Friday, February 22, 2013

HOUSING IS NOT A SAFE HOUSE FOR THE GSD



I have stated here before that the GSD opposition- not that they take any notice of me - should not pick fights with the government in areas that its record is bad; some may even say a disaster.

The GSD has to remember that for four terms it was the Gibraltar Government and that administration’s record is the one it has to stand on. From time to time the party harks back to the days of the last GSLP Government as if what happened pre-1996 is of relevance. Only one member of the present government was in office then albeit as chief minister. However what the GSD did between 1996 and 2011 is very relevant indeed as it impacts on the here and now.

It is all very well for the former Captain of the GSD ship to willing walk the plank but that has changed nothing. He has been replaced by his former cabin boy and the GSD still has to answer for its time in government.

The new captain, cabin boy Feetham, has to learn from the Labour Party in the UK who found itself in opposition after a similarly long period in government. Feetham was a member of New Labour in the 90s and for all I know may still be a party card holder. Under its new leader, Ed Miliband, Labour has been careful first to hold up its hand to its mistakes and then to criticize the coalition in areas where the government cannot immediately return fire on its own record.

This is a skill, amongst many, that Feetham still has to learn. The captain is dead, long live the captain’s cabin boy. He may have been just the cabin boy but he was still allowed to sit at the captain’s wardroom table and took part in the decision making.

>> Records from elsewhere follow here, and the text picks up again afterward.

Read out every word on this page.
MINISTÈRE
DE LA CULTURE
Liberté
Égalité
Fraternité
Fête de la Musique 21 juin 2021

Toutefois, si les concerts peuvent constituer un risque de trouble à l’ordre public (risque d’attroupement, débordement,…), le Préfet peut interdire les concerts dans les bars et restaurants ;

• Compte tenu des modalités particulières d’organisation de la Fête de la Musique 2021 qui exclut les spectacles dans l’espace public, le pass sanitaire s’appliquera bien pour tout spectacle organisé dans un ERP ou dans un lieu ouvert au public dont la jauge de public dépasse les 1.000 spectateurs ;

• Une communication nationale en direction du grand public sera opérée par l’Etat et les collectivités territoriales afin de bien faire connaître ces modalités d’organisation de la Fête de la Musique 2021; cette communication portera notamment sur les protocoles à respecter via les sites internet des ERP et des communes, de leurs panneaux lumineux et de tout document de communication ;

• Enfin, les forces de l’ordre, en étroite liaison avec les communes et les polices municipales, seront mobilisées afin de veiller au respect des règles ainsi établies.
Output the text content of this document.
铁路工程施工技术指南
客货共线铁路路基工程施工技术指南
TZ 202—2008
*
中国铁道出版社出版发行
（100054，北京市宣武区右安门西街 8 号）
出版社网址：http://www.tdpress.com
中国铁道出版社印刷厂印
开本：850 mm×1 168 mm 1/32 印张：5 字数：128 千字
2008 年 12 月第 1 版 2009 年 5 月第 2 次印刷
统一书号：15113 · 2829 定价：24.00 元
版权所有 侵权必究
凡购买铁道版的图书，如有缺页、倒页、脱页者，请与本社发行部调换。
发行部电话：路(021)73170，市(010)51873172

So one area where the GSD needs to hold its fire is housing. Under the Caruana government there was no housing policy, a fact admitted by the former Supreme Leader after he squeezed home in the 2003 election. For Caruana and indeed Feetham the only housing they were interested in was in Sotogrande. The fact that many Gibraltarians were forced to live across the border in La LĂ­nea in cheap flats because there was no affordable housing here did not register on the good ship GSD’s radar.

Now of course if a person goes to the GSD with a concern or complaint over housing then the party should contact the minister concerned on their behalf. Who knows Charles Bruzon may even be minded to reply and solve the matter, which is in stark contrast to when he was the opposition spokesperson when he rarely received the courtesy of a reply let alone action from the GSD minister.

The GSD in government employed a scorched earth policy to housing before it left office in 2011. There was not one housing project under way, there was not one housing project ready to go. This meant that when the GSLP Liberals came to power no new housing could be delivered until they had been planned and built. To the government’s credit it has been able to still provide homes by refurbishing housing stock that had stood neglected, abandoned, just like the GSD’s housing policy.

So before the GSD attacks the government over only allocating 324 flats, having 950 new homes underway with more in the pipeline it has to answer, to the public’s satisfaction, a number of questions. First how does it explain its scorched earth housing policy? How does it explain that many of the new homes it did provide were sub-standard? How does it explain the debacles surrounding a number of disastrous development schemes that cost the Gibraltar tax payer – you – millions of pounds? And how did it skilfully turn hundreds on the waiting list to 1,400 in 2011? When the GSD fully tells us that then we can start the process of moving on!